Trois limitations à cette nouvelle responsabilité
Seules les fusions de sociétés par actions, qui entraînent la dissolution de la société absorbée, sont concernées. Les seules peines encourues sont les amendes et les confiscations de biens (peines de nature patrimoniale, fondées sur le principe de transmission universelle du patrimoine à l’absorbante). Enfin, ce revirement de jurisprudence n’est applicable qu’aux opérations de fusion conclues après le 25 novembre 2020****. Ainsi, les opérations de ce type conclues antérieurement ne sont pas concernées. Par exception, en cas de fraude, c’est-à-dire lorsque l’opération de fusion-absorption a pour finalité de faire échapper l’absorbée à sa responsabilité pénale, l’absorbante est responsable pénalement des faits commis par l’absorbée, et ce quelle que soit la forme juridique de l’absorbante, et quelle que soit la date de l’opération de fusion. Cette exception en cas de fraude ne constituant pas un revirement de jurisprudence, elle est applicable y compris aux opérations de fusion conclues avant l’arrêt du 25 novembre 2020.

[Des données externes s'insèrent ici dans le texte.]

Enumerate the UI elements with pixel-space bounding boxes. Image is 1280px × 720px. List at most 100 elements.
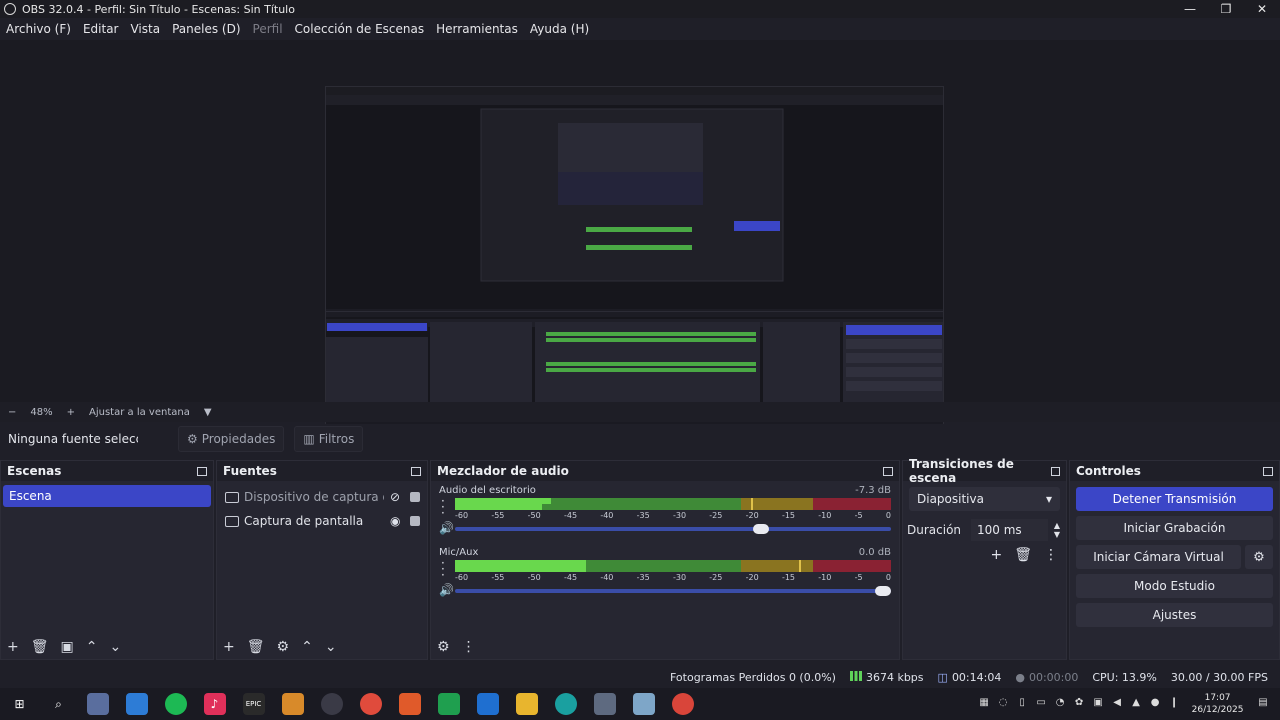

En conséquence, les dirigeants et leurs conseils doivent désormais revoir leur grille d’analyse d’audit des risques pour tenir compte de cette nouvelle donne. Les affaires en cours au pénal au sein de la société absorbée devront être identifiées et les risques afférents soigneusement calculés pour être pris en compte dans l’évaluation de l’entreprise cible.
* Cass. crim., 25 nov. 2020, n° 18-86.955
** Article 19, § 1er, de la directive 78/855/CEE du Conseil du 9 octobre 1978 concernant les fusions des sociétés anonymes, codifiée par la directive 2011/3/UE du Parlement européen et du Conseil du 5 avril 2011
*** L’interprétation de l’article 121-1 du Code pénal en l’état actuel du droit interne
**** Date du présent arrêt, conformément au principe de prévisibilité juridique issu de l’article 7 de la CEDH.